Pompeo se reunió con el secretario de Estado vaticano, el cardenal italiano Pietro Parolin, y reiteró el rechazo de Washington a que la Santa Sede prorrogue un acuerdo de 2018 con China para la designación de obispos que vence el 22 de octubre.
A través de Parolin y del canciller de la Santa Sede, el arzobispo Paul Richard Gallagher, el Vaticano ratificó de todos modos su “intención y voluntad” de prorrogar el acuerdo.

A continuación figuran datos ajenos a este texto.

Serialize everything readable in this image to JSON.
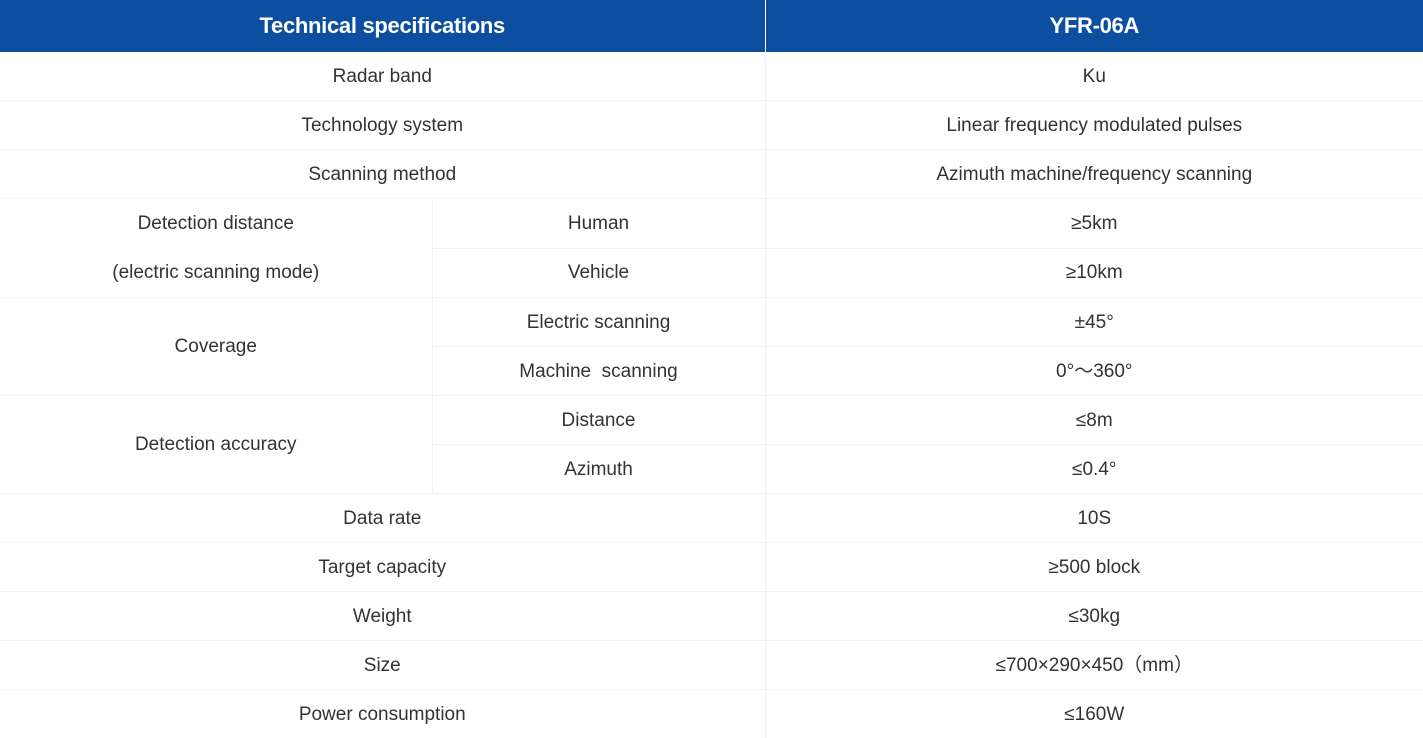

Tras la reunión, el vocero papal Matteo Bruni sostuvo en un comunicado que las dos partes “presentaron sus respectivas posiciones sobre las relaciones con la República Popular China, en un ambiente de respeto, distensión y cordialidad”.
Además, según Bruni, durante la reunión, Pompeo, Parolin y Gallagher abordaron temas “de algunas zonas de conflicto y crisis, en particular el Cáucaso, Medio Oriente y el Mediterráneo oriental”.
Tras el encuentro, la Cancillería china respaldó una vez más el acercamiento con Roma y emitió un comunicado en el que expresó que “en los últimos años, con los esfuerzos conjuntos de ambas partes, las relaciones China-Vaticano continuaron mejorando”.
El rechazo público de Estados Unidos a la renovación del acuerdo entre China y Vaticano provocó un pico de tensión bilateral en las últimas semanas, luego de que Pompeo considerara que la extensión del acercamiento impulsado directamente por el papa Francisco pondría en riesgo la “autoridad moral” de la Santa Sede. Pompeo había asegurado el miércoles que “en ningún lugar la libertad religiosa está más bajo ataque hoy que en China” y pidiera al Vaticano que frene la renovación del acuerdo vigente.
Tras las críticas de Pompeo, dos de los integrantes del consejo de seis cardenales asesores del Papa, Parolin y el hondureño Oscar Rodríguez Maradiaga, enmarcaron las presiones estadounidenses en la campaña electoral de ese país y plantearon que “actúa sólo mirando a las próximas elecciones”.
De hecho, Gallagher confirmó que la posible “utilización” de la figura del Papa en la campaña era el motivo por el que Francisco no recibió a Pompeo durante su gira de dos días en Roma.
Gallagher dijo además que los cuestionamientos de Pompeo fueron recibidos “críticamente” por la Santa Sede y lamentó que el funcionario no respetara “una de las reglas de la diplomacia”, al hacer públicas sus objeciones antes del encuentro.